17 thoughts on “Tools to Build Your Own Text Adventure Games

  1. Dennis N. says:

    . I’ve read about Twine in your post last year and it’s in the back of my mind to check it out.

  2. Al says:

    Building a text adventure game seems really fun. However since I am not good at coding, I guess I will need to use Twine for now.

  3. Grant says:

    My 8-year old niece is very adept at using Adrift! She’s very imaginative and sometimes I wonder where she gets all those ideas.Very educational, I must say.

  4. Marla says:

    I’m a Comm Arts major…can I play with these tools to develop a script? I have some basic coding knowledge so maybe I’ll give this a try. Probably Twine.

  5. Maisie says:

    I’ve downloaded the Twine app recently and so far, I love it. I can see why it’s very popular. It’s a cool app that’s very user-friendly.

  6. mark says:

    okay, since i somehow need to at least know basic programming and coding, i can’t work with any of these engines. i just wished there are engines like these with step by step tutorial and at the same time enables you to make your own games.

  7. alphie says:

    i have certainly no idea about programming and coding. I wonder how QUEST makes it easier for people like me but wants to make their own game?

  8. Darren says:

    I don’t know much about coding or programming, so Quest sounds more appealing to me. Not only can I create interactive stories, but games too! And sell them! How cool is that?

  9. Britney says:

    You featured Twine last year, yeah? Now I’m reading about it again, I’m gonna give it a try! Nancy Drew was my high school heroine and I’d love to do a detective story just like her adventures!

  10. kdj2017 says:

    This is such a cool concept! I would love to look into the Twine app, since I don’t have any programming or coding experience.
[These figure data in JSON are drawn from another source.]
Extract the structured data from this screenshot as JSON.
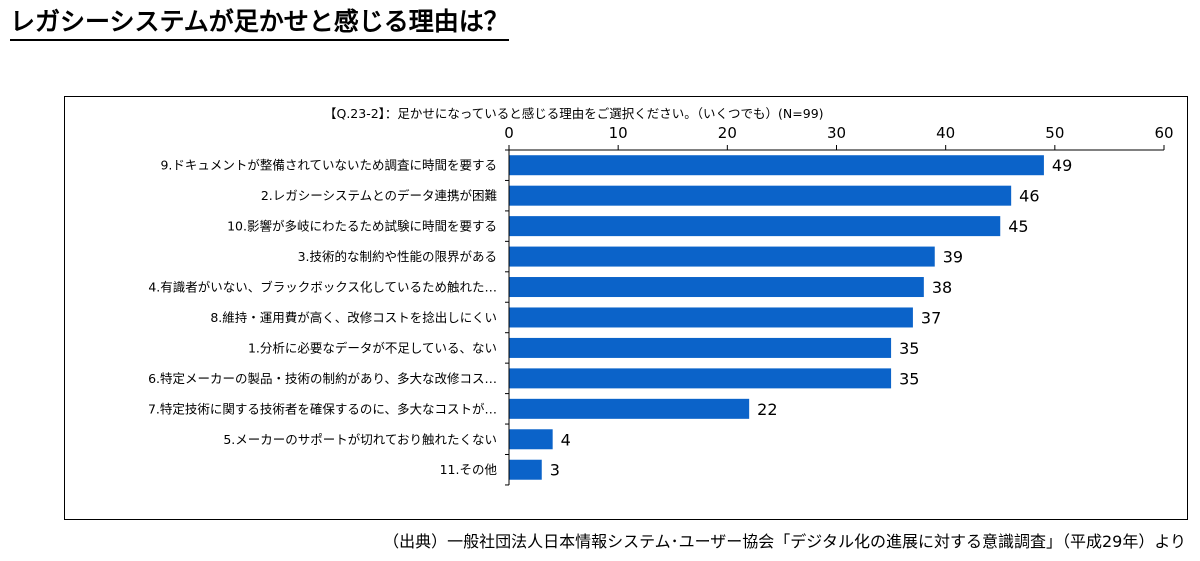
{
  "page": {
    "title": "レガシーシステムが足かせと感じる理由は？",
    "source": "（出典）一般社団法人日本情報システム･ユーザー協会「デジタル化の進展に対する意識調査」（平成29年）より"
  },
  "colors": {
    "bar": "#0b63c9",
    "axis": "#000000",
    "gridline": "#000000"
  },
  "chart_data": {
    "type": "bar",
    "orientation": "horizontal",
    "title": "【Q.23-2】：足かせになっていると感じる理由をご選択ください。（いくつでも）(N=99)",
    "xlabel": "",
    "ylabel": "",
    "xlim": [
      0,
      60
    ],
    "ticks": [
      0,
      10,
      20,
      30,
      40,
      50,
      60
    ],
    "x_axis_position": "top",
    "grid": false,
    "data_labels": true,
    "categories": [
      "9.ドキュメントが整備されていないため調査に時間を要する",
      "2.レガシーシステムとのデータ連携が困難",
      "10.影響が多岐にわたるため試験に時間を要する",
      "3.技術的な制約や性能の限界がある",
      "4.有識者がいない、ブラックボックス化しているため触れた…",
      "8.維持・運用費が高く、改修コストを捻出しにくい",
      "1.分析に必要なデータが不足している、ない",
      "6.特定メーカーの製品・技術の制約があり、多大な改修コス…",
      "7.特定技術に関する技術者を確保するのに、多大なコストが…",
      "5.メーカーのサポートが切れており触れたくない",
      "11.その他"
    ],
    "values": [
      49,
      46,
      45,
      39,
      38,
      37,
      35,
      35,
      22,
      4,
      3
    ]
  }
}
I’ve never heard of this before, very interesting.

  11. Maury Cheskes says:

    Alrighty, looks like good programs for aspiring writers and game devolopers. I’m game. It sounds like the reader gets the opportunity to really participate in the story compared to reading regular novels.

  12. Hailey says:

    I enjoy reading stories on Twine. I plan to publish my own story on Twine someday. I think it’s perfect for aspiring writers like me since it’s very easy to use and has lots of great features.

  13. Rebi says:

    Looks fun. I’ll probably try using this soon.

  14. Kiara Leslie says:

    Wow…a million thanks to your post. My daughter has start writing a story and now I know how to help her unleash that potential with those tools which will make it fun and great result. Can’t wait to start..

  15. Mau says:

    I’ve read about Twine in your post last year and it’s in the back of my mind to check it out. I still plan to and it’s a goal for this year– to create my own interactive story!

  16. Celine says:

    Adrift sounds fun! Is it for free?

  17. Margaux says:

    This one reminds me of my favorite books when I was in elementary school — Choose Your Own Adventure! It was very fun to read… and exciting too! I almost always end up either dead or not solving the case! I haven’t tried any of these software but I think it’s worth the try!